Die Inspiration für ihre Technik hat sie vom Fußball: „Das Zusammenspiel, Vorausahnung von Beobachtung, telepathisches Vertrauen, in Entfernungen denken, den Raum ausdehnen, ist dort am besten zu beobachten.“
Die Wucht der Farben
Dass die von der Albertina modern-Direktorin Angela Stief kuratierte Schau-Installation „Warum Drei Töne Kein Dreieck Bilden“ überhaupt eine Ausstellung ist, stellt Klaus Albrecht Schröder in Frage. Sie sei wohl mehr ein Ausdruck von „Kunst als Körpersprache“, sagt der Albertina-Direktor. „Man kann sich gegen die Wucht der Farben nicht wehren.“
Für Grosse ist die Pfeilerhalle zum „multidimensionalen Passepartout“ geworden. Sie begibt sich in Regionen der radikalen Freiheit des Expressionismus und der entfesselten Graffiti.
Denkmäler zu errichten, ist nicht die Intention der Künstlerin. Ihr geht es darum, das Leben zu intensivieren.
Mehr als die Hälfte ihrer Arbeiten sei temporär und verschwinde auch wieder sang- und klanglos. Grosse interessiert vor allem, „wie ein gemaltes Bild in unser Leben hineinwirken kann“. Wie Kunst für alle erlebbar wird. Im Hier und Jetzt.

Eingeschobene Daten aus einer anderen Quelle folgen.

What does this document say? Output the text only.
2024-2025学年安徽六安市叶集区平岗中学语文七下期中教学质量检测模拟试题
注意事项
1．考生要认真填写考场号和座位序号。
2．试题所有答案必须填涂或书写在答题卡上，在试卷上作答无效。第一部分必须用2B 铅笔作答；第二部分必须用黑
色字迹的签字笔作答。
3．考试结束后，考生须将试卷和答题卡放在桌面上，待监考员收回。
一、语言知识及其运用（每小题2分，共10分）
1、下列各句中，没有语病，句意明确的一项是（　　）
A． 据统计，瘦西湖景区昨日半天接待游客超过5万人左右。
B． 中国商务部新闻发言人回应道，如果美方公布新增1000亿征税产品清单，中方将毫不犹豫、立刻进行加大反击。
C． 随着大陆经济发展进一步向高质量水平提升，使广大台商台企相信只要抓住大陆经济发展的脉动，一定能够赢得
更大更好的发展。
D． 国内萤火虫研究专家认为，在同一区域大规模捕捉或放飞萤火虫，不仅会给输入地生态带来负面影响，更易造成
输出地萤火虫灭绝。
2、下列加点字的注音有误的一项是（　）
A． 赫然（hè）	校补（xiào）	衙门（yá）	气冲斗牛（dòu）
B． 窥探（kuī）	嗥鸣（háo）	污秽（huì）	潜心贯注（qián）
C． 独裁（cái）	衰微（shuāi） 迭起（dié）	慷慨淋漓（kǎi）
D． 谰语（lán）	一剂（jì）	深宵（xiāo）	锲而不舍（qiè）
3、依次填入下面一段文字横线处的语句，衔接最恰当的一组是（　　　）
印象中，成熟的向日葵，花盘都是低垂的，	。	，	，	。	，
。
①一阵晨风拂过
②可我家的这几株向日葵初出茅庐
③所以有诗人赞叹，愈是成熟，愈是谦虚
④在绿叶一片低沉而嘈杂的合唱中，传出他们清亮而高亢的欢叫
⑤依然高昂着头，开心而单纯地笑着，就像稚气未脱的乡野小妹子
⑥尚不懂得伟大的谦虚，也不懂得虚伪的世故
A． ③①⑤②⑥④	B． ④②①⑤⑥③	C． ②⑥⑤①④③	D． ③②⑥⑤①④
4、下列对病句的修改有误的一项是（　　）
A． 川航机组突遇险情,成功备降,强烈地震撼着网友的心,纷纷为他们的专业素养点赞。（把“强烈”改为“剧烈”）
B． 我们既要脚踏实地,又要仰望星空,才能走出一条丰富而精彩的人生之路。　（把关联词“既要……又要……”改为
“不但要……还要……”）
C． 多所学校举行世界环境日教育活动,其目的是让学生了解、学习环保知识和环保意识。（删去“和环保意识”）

Für sie braucht das gemalte Bild keinen spezifischen Ort. Es kann auf einem Körper stattfinden oder einer Ruine, einer Straßenlaterne, auf einem Felsen oder einem Stück Holz.
Ein lebendiges Bild
Im Gorki-Park in Moskau gab sie 2015 einem Kunsthaus den Abschied: Der überwiegend aus Pappe bestehende Garage Pavillon des Architekten Shigeru Ban wurde zur surrealen, postapokalyptischen Szenerie mit natürlichen Materialien wie Erde und Bäumen und Grosses durchdachter Farbharmonie.
Mit 800 m2 war „Yes No Why Later“ eine der größten Installationen, die es in der russischen Hauptstadt jemals gab. Riesig, wild, lebendig und eine Schule des Sehens im grauen Moskau, in dem das Zurschaustellen einer Regenbogenflagge bei Strafe verboten ist. Weder die Installation noch das Haus, in dem sie stattfand, existieren noch.